Open one in a Tours park at noon and the smell is rendered pork fat first, mild and sweet, a faint roasted edge under it from the open-pot finish, and the chèvre goes on a half-second later with a cool barnyard note. The crust splits dry. The rillettes layer reads soft against the tongue without spreading flat, the long fibres still distinct, the fat coating the palate then yielding. The goat disc at the cap arrives mineral and bright a beat behind, the ash rind a thin earthy band at the edge of the bite. A swallow of Vouvray or a chilled glass of Chinon poured from a half-bottle cuts the fat film and resets the tongue for the next mouthful. A cornichon eaten beside the loaf does the same job, faster and sharper.
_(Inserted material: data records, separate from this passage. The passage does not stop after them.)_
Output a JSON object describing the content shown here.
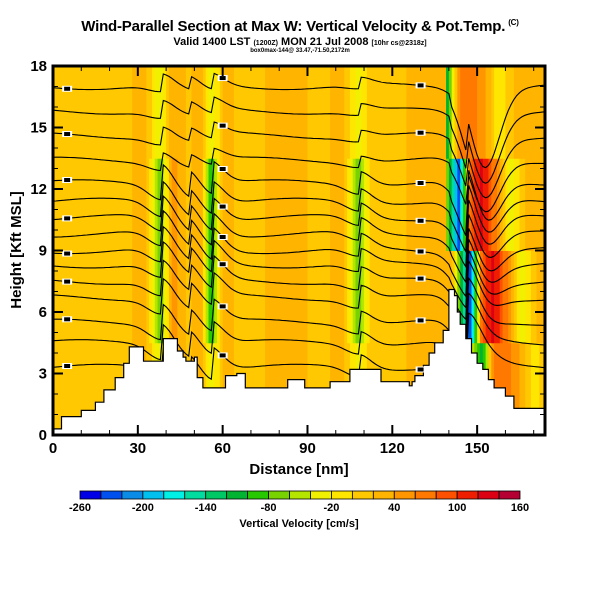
{
  "titles": {
    "main": "Wind-Parallel Section at Max W: Vertical Velocity & Pot.Temp.",
    "copyright": "(C)",
    "valid": "Valid 1400 LST",
    "valid_utc": "(1200Z)",
    "valid_date": "MON 21 Jul 2008",
    "forecast": "[10hr cs@2318z]",
    "location": "box0max-144@ 33.47,-71.50,2172m"
  },
  "chart_data": {
    "type": "heatmap",
    "title": "Wind-Parallel Section at Max W: Vertical Velocity & Pot.Temp.",
    "xlabel": "Distance [nm]",
    "ylabel": "Height [Kft MSL]",
    "xlim": [
      0,
      174
    ],
    "ylim": [
      0,
      18
    ],
    "xticks": [
      "0",
      "30",
      "60",
      "90",
      "120",
      "150"
    ],
    "xtick_values": [
      0,
      30,
      60,
      90,
      120,
      150
    ],
    "yticks": [
      "0",
      "3",
      "6",
      "9",
      "12",
      "15",
      "18"
    ],
    "ytick_values": [
      0,
      3,
      6,
      9,
      12,
      15,
      18
    ],
    "colorbar": {
      "label": "Vertical Velocity [cm/s]",
      "min": -260,
      "max": 160,
      "step": 20,
      "tick_labels": [
        "-260",
        "-200",
        "-140",
        "-80",
        "-20",
        "40",
        "100",
        "160"
      ],
      "colors": [
        "#0000e6",
        "#0050f0",
        "#0a8ce6",
        "#00c0f0",
        "#00f0e6",
        "#00dca0",
        "#00c864",
        "#00b432",
        "#28c800",
        "#78d200",
        "#b4e600",
        "#f0f000",
        "#ffe600",
        "#ffc800",
        "#ffb400",
        "#ff9600",
        "#ff7800",
        "#ff5000",
        "#f01e00",
        "#dc0014",
        "#b40032"
      ]
    },
    "fill_field": "vertical velocity (cm/s)",
    "contour_field": "potential temperature",
    "velocity_columns": [
      {
        "x": 0,
        "w": 10
      },
      {
        "x": 8,
        "w": 20
      },
      {
        "x": 15,
        "w": 5
      },
      {
        "x": 25,
        "w": 15
      },
      {
        "x": 33,
        "w": 30
      },
      {
        "x": 38,
        "w": -90
      },
      {
        "x": 42,
        "w": 50
      },
      {
        "x": 48,
        "w": 10
      },
      {
        "x": 52,
        "w": 40
      },
      {
        "x": 56,
        "w": -100
      },
      {
        "x": 60,
        "w": 30
      },
      {
        "x": 66,
        "w": 15
      },
      {
        "x": 75,
        "w": 20
      },
      {
        "x": 85,
        "w": 30
      },
      {
        "x": 95,
        "w": 10
      },
      {
        "x": 102,
        "w": 35
      },
      {
        "x": 108,
        "w": -80
      },
      {
        "x": 113,
        "w": 20
      },
      {
        "x": 120,
        "w": 10
      },
      {
        "x": 128,
        "w": 25
      },
      {
        "x": 135,
        "w": 30
      },
      {
        "x": 140,
        "w": 40
      },
      {
        "x": 144,
        "w": -120
      },
      {
        "x": 147,
        "w": -230
      },
      {
        "x": 151,
        "w": 90
      },
      {
        "x": 155,
        "w": 130
      },
      {
        "x": 160,
        "w": 60
      },
      {
        "x": 165,
        "w": -40
      },
      {
        "x": 170,
        "w": 20
      }
    ],
    "terrain_kft": [
      [
        0,
        0.3
      ],
      [
        3,
        0.3
      ],
      [
        3,
        0.9
      ],
      [
        10,
        0.9
      ],
      [
        10,
        1.2
      ],
      [
        15,
        1.2
      ],
      [
        15,
        1.6
      ],
      [
        18,
        1.6
      ],
      [
        18,
        2.2
      ],
      [
        22,
        2.2
      ],
      [
        22,
        2.8
      ],
      [
        25,
        2.8
      ],
      [
        25,
        3.5
      ],
      [
        27,
        3.5
      ],
      [
        27,
        4.3
      ],
      [
        32,
        4.3
      ],
      [
        32,
        3.6
      ],
      [
        39,
        3.6
      ],
      [
        39,
        4.7
      ],
      [
        44,
        4.7
      ],
      [
        44,
        4.1
      ],
      [
        46,
        4.1
      ],
      [
        46,
        3.8
      ],
      [
        47,
        3.8
      ],
      [
        47,
        3.6
      ],
      [
        50,
        3.6
      ],
      [
        50,
        3.8
      ],
      [
        51,
        3.8
      ],
      [
        51,
        2.8
      ],
      [
        53,
        2.8
      ],
      [
        53,
        2.3
      ],
      [
        61,
        2.3
      ],
      [
        61,
        2.9
      ],
      [
        65,
        2.9
      ],
      [
        65,
        3.0
      ],
      [
        68,
        3.0
      ],
      [
        68,
        2.3
      ],
      [
        83,
        2.3
      ],
      [
        83,
        2.7
      ],
      [
        89,
        2.7
      ],
      [
        89,
        2.3
      ],
      [
        98,
        2.3
      ],
      [
        98,
        2.6
      ],
      [
        105,
        2.6
      ],
      [
        105,
        3.2
      ],
      [
        116,
        3.2
      ],
      [
        116,
        2.6
      ],
      [
        126,
        2.6
      ],
      [
        126,
        2.4
      ],
      [
        127,
        2.4
      ],
      [
        127,
        2.6
      ],
      [
        128,
        2.6
      ],
      [
        128,
        2.9
      ],
      [
        131,
        2.9
      ],
      [
        131,
        3.4
      ],
      [
        133,
        3.4
      ],
      [
        133,
        4.0
      ],
      [
        135,
        4.0
      ],
      [
        135,
        4.5
      ],
      [
        138,
        4.5
      ],
      [
        138,
        5.1
      ],
      [
        140,
        5.1
      ],
      [
        140,
        7.1
      ],
      [
        142,
        7.1
      ],
      [
        142,
        6.8
      ],
      [
        143,
        6.8
      ],
      [
        143,
        6.0
      ],
      [
        144,
        6.0
      ],
      [
        144,
        5.4
      ],
      [
        146,
        5.4
      ],
      [
        146,
        4.7
      ],
      [
        148,
        4.7
      ],
      [
        148,
        4.0
      ],
      [
        150,
        4.0
      ],
      [
        150,
        3.5
      ],
      [
        152,
        3.5
      ],
      [
        152,
        3.2
      ],
      [
        154,
        3.2
      ],
      [
        154,
        2.7
      ],
      [
        156,
        2.7
      ],
      [
        156,
        2.3
      ],
      [
        160,
        2.3
      ],
      [
        160,
        1.9
      ],
      [
        163,
        1.9
      ],
      [
        163,
        1.3
      ],
      [
        166,
        1.3
      ],
      [
        166,
        1.3
      ],
      [
        174,
        1.3
      ],
      [
        174,
        0
      ]
    ],
    "contour_levels_kft_at_x0": [
      3.3,
      4.5,
      5.5,
      6.7,
      7.5,
      8.3,
      9.0,
      9.8,
      10.6,
      11.4,
      12.3,
      13.4,
      14.6,
      15.8,
      17.0
    ],
    "contour_label_count": 27
  }
}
A Touraine boulangerie writes it on the slate as rillettes de Tours or sandwich tourangeau; the cheese-only version sits on the same shelf under Sainte-Maure. A regional traiteur will name the cooperative that supplied the rillettes (Hardouin in Vouvray is the largest of the named houses, running since 1936), the way a Bas-Rhin charcuterie names the village smoker. The Vouvray and Chinon wine country is the standing companion; the guinguette table on the Loire embankment in summer is where the sandwich most often arrives wrapped in waxed paper from a Tours charcutier.
The variations move along the Loire and the Anjou. A version with the cubed-pork rillauds d'Anjou in place of the shredded rillettes turns the build coarse and uneven, where this one is uniform and spreadable; the Anjou cube is its own design. A version with the goose rillettes d'oie from the Sud-Ouest moves the build out of pork and into the southwest goose-farming country, with a softer fat and a deeper bird-led register. The Mans rillettes, paler and silkier from the covered pot, give a less roasted reading on the same bread.
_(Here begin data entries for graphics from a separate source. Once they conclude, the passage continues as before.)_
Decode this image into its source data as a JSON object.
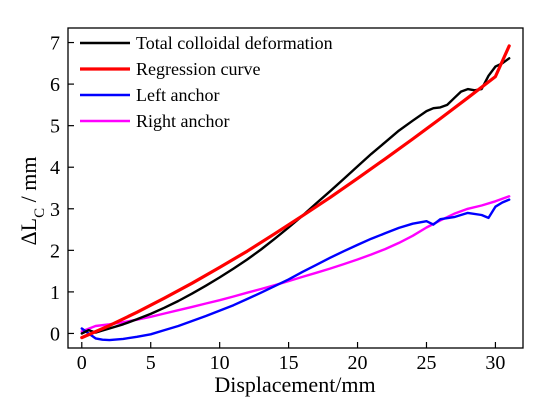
{
  "chart_data": {
    "type": "line",
    "xlabel": "Displacement/mm",
    "ylabel": {
      "prefix": "ΔL",
      "subscript": "C",
      "suffix": " / mm"
    },
    "xlim": [
      -1,
      32
    ],
    "ylim": [
      -0.35,
      7.35
    ],
    "xticks": [
      "0",
      "5",
      "10",
      "15",
      "20",
      "25",
      "30"
    ],
    "yticks": [
      "0",
      "1",
      "2",
      "3",
      "4",
      "5",
      "6",
      "7"
    ],
    "grid": false,
    "legend_position": "top-left",
    "series": [
      {
        "name": "Total colloidal deformation",
        "color": "#000000",
        "x": [
          0,
          0.5,
          1,
          1.5,
          2,
          3,
          4,
          5,
          6,
          7,
          8,
          9,
          10,
          11,
          12,
          13,
          14,
          15,
          16,
          17,
          18,
          19,
          20,
          21,
          22,
          23,
          24,
          25,
          25.5,
          26,
          26.5,
          27,
          27.5,
          28,
          28.5,
          29,
          29.5,
          30,
          30.5,
          31
        ],
        "y": [
          0.0,
          0.08,
          0.02,
          0.07,
          0.12,
          0.22,
          0.34,
          0.47,
          0.62,
          0.78,
          0.96,
          1.15,
          1.35,
          1.56,
          1.78,
          2.02,
          2.28,
          2.55,
          2.83,
          3.13,
          3.42,
          3.72,
          4.02,
          4.32,
          4.6,
          4.88,
          5.12,
          5.35,
          5.42,
          5.44,
          5.5,
          5.66,
          5.82,
          5.88,
          5.85,
          5.88,
          6.2,
          6.42,
          6.5,
          6.62
        ]
      },
      {
        "name": "Regression curve",
        "color": "#ff0000",
        "x": [
          0,
          2,
          4,
          6,
          8,
          10,
          12,
          14,
          16,
          18,
          20,
          22,
          24,
          26,
          28,
          30,
          31
        ],
        "y": [
          -0.1,
          0.19,
          0.51,
          0.85,
          1.21,
          1.59,
          1.98,
          2.4,
          2.83,
          3.27,
          3.73,
          4.2,
          4.68,
          5.17,
          5.67,
          6.18,
          6.92
        ]
      },
      {
        "name": "Left anchor",
        "color": "#0000ff",
        "x": [
          0,
          0.5,
          1,
          1.5,
          2,
          3,
          4,
          5,
          6,
          7,
          8,
          9,
          10,
          11,
          12,
          13,
          14,
          15,
          16,
          17,
          18,
          19,
          20,
          21,
          22,
          23,
          24,
          25,
          25.5,
          26,
          27,
          28,
          29,
          29.5,
          30,
          30.5,
          31
        ],
        "y": [
          0.12,
          0.0,
          -0.12,
          -0.15,
          -0.16,
          -0.13,
          -0.08,
          -0.02,
          0.08,
          0.18,
          0.3,
          0.42,
          0.55,
          0.68,
          0.83,
          0.98,
          1.14,
          1.3,
          1.48,
          1.65,
          1.82,
          1.98,
          2.13,
          2.28,
          2.41,
          2.54,
          2.64,
          2.7,
          2.62,
          2.75,
          2.8,
          2.9,
          2.85,
          2.78,
          3.05,
          3.15,
          3.22
        ]
      },
      {
        "name": "Right anchor",
        "color": "#ff00ff",
        "x": [
          0,
          1,
          2,
          3,
          4,
          5,
          6,
          7,
          8,
          9,
          10,
          11,
          12,
          13,
          14,
          15,
          16,
          17,
          18,
          19,
          20,
          21,
          22,
          23,
          24,
          25,
          26,
          27,
          28,
          29,
          30,
          31
        ],
        "y": [
          0.05,
          0.18,
          0.22,
          0.27,
          0.33,
          0.4,
          0.48,
          0.56,
          0.64,
          0.72,
          0.8,
          0.89,
          0.98,
          1.07,
          1.16,
          1.26,
          1.36,
          1.46,
          1.56,
          1.67,
          1.78,
          1.9,
          2.03,
          2.18,
          2.35,
          2.55,
          2.72,
          2.88,
          3.0,
          3.08,
          3.18,
          3.3
        ]
      }
    ]
  }
}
The PGI and the Touraine shelf
This regional loaf carries no founding maker and no documented first build. It belongs to the Touraine charcuterie tradition, where slow-rendered potted pork has been a winter household preparation since at least the early sixteenth century; François Rabelais, born in Chinon around 1483, names rillettes, rillons, and the Anjou-Touraine pork country together in Gargantua, the 1534 novel that gives the spread its earliest printed attestation. The Touraine variant separated from the Mans and Anjou cousins in the eighteenth and nineteenth centuries through the open-pot finishing habit, which Tours cooks called les vraies rillettes against the silkier covered-pot Mans version.
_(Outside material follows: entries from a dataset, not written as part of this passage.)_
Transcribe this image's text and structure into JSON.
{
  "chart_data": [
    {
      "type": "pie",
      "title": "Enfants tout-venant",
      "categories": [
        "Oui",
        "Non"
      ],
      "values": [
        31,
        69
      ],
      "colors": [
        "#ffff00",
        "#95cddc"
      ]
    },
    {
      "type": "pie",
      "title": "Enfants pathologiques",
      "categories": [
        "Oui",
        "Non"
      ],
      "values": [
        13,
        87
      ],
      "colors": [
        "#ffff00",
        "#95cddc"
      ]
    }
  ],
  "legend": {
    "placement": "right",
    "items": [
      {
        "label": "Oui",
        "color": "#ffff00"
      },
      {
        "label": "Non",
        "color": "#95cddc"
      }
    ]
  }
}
The dated regulatory record is recent. The Tours preparation obtained a French Label Rouge in 1989, then the European Union's Indication Géographique Protégée on 9 July 2013, fixing the zone of production to the Indre-et-Loire and bordering communes, requiring pork shoulder as the primary cut, a minimum thirty per cent fat content, and the uncovered-pot finish that gives the Tours shred its faint Maillard edge against the silkier Mans paste. The Mans variant, the closest cousin, carries a French Label Rouge dating to 1965 and has never been granted a European IGP.
The Sainte-Maure-de-Touraine cheese that travels with the pork on the same loaf has its own dated record. The cheese received its French AOC designation by a decree dated 29 June 1990 and then secured the European Protected Designation of Origin in 1996, which together fix the rye-straw-marked log to a production zone across the same Indre-et-Loire and its bordering departments. The town of Sainte-Maure-de-Touraine held its first Foire aux Fromages in 1969, an annual June event that brought the cheese into national circulation and underwrote the AOC application twenty years later.